LOSC : le cauchemar de Marvin Martin, prêté à Dijon, continue

Vingt-neuf minutes en Ligue 1 cette saison : le cauchemar n'en finit plus pour le milieu offensif Marvin Martin, prêté à Dijon par le LOSC et accablé par les blessures depuis trois ans.

Parti à Dijon pour se relancer, Marvin Martin s'est de nouveau blessé.
Parti à Dijon pour se relancer, Marvin Martin s'est de nouveau blessé. © MaxPPP
Son unique apparition avec le DFCO - où Lille l'a prêté pour le relancer...- date du 19 novembre à Nancy sur la pelouse synthétique du stade Marcel-Picot (défaite 1-0). Était-ce le bon choix de faire entrer un joueur sujet aux blessures depuis plusieurs mois sur une telle surface ? Beaucoup de footballeurs s'en plaignent comme d'un terrain propice aux traumatismes musculaires et articulaires. Remplaçant au coup d'envoi, Martin (28 ans) est entré en jeu à la 56e minute avant de sortir en pleurs à la 85e, victime d'une blessure derrière une cuisse.

"Il était effondré.
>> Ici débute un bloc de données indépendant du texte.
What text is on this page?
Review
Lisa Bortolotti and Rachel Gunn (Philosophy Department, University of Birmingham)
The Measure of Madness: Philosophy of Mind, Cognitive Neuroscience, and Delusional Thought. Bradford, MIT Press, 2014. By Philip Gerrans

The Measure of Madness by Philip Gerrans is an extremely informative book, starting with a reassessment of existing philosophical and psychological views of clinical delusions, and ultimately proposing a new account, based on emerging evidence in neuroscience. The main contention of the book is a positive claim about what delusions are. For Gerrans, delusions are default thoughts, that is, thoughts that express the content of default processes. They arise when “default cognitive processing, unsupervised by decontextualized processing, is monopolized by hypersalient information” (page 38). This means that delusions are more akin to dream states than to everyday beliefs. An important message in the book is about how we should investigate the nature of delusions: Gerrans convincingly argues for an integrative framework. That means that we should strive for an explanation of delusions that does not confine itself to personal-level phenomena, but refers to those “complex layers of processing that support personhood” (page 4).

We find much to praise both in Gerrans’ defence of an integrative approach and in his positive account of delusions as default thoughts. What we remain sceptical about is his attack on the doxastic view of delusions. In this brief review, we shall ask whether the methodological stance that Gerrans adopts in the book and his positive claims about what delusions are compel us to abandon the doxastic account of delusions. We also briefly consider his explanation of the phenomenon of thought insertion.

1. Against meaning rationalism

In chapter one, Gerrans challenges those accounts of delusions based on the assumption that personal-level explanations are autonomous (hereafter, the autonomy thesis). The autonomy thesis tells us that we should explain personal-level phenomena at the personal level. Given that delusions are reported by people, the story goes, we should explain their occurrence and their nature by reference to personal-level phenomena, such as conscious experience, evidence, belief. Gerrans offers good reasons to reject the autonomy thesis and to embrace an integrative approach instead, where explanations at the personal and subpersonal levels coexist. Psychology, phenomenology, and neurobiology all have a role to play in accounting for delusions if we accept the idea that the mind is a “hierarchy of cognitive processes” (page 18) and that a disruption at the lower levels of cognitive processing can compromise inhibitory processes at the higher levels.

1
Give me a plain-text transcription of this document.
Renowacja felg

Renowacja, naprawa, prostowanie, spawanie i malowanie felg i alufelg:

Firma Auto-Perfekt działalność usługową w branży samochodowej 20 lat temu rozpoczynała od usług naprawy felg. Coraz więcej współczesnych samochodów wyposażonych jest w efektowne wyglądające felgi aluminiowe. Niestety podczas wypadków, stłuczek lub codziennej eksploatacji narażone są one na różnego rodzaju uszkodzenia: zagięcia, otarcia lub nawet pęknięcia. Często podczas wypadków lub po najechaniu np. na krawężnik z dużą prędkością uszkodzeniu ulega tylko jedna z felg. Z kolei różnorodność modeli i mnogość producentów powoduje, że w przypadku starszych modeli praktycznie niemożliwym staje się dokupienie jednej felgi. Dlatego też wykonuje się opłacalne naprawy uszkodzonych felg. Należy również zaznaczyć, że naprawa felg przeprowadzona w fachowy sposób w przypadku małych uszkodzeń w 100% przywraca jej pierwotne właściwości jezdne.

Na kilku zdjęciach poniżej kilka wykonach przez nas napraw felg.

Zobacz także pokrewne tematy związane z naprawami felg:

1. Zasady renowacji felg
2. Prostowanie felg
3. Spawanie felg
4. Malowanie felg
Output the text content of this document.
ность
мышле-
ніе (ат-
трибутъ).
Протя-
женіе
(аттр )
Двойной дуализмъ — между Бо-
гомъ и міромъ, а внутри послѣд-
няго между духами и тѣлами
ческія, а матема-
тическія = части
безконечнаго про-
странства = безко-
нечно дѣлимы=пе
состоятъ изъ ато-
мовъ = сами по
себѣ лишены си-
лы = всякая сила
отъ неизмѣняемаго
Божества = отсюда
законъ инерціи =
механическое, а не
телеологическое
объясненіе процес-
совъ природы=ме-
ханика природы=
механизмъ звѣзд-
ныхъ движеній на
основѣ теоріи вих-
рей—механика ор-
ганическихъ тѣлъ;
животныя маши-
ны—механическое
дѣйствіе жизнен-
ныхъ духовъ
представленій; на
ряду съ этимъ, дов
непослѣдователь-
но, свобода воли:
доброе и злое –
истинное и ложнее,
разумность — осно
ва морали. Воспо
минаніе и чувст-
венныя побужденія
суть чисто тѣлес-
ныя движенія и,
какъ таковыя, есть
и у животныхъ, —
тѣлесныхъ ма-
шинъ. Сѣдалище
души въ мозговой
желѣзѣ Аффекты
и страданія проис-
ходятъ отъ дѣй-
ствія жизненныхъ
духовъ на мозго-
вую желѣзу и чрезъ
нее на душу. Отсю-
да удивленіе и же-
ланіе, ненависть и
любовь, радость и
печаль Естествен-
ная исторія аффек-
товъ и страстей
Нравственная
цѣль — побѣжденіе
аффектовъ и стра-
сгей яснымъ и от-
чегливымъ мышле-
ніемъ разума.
Pendant deux jours, son moral était au plus bas. Il faut le comprendre : cela fait des mois qu'il attendait de jouer", explique son entraîneur Olivier Dall'Oglio. Avant son éphémère apparition à Nancy, le joueur, formé à Sochaux où il a débuté en professionnel (2008-2012), n'avait plus joué en Ligue 1 depuis le 13 février dernier, au Parc des Princes face au Paris SG avec le LOSC (0-0). Sa fin de saison lilloise avait été gâchée par une blessure récurrente aux adducteurs.

L'ex-nouveau "Zidane"

Ce vendredi, il n'aura donc pas l'occasion de croiser ailleurs que dans les couloirs du stade Gaston-Gérard son ancien entraîneur Rudi Garcia qui l'avait pourtant accueilli en grande pompe à Lille. Son transfert en provenance de Sochaux en 2012 quand il était présenté comme un nouveau "Zidane", s'était élevé à dix millions d'euros pour un contrat de cinq ans prolongé en 2014 jusqu'en 2019. Mais alors qu'il était censé succéder à Eden Hazard, Martin a vécu son séjour dans le Nord tel un fantôme, entre blessures diverses et méformes : 81 matches, 10 passes décisives et aucun but. Loin du parcours glorieux qui lui était promis.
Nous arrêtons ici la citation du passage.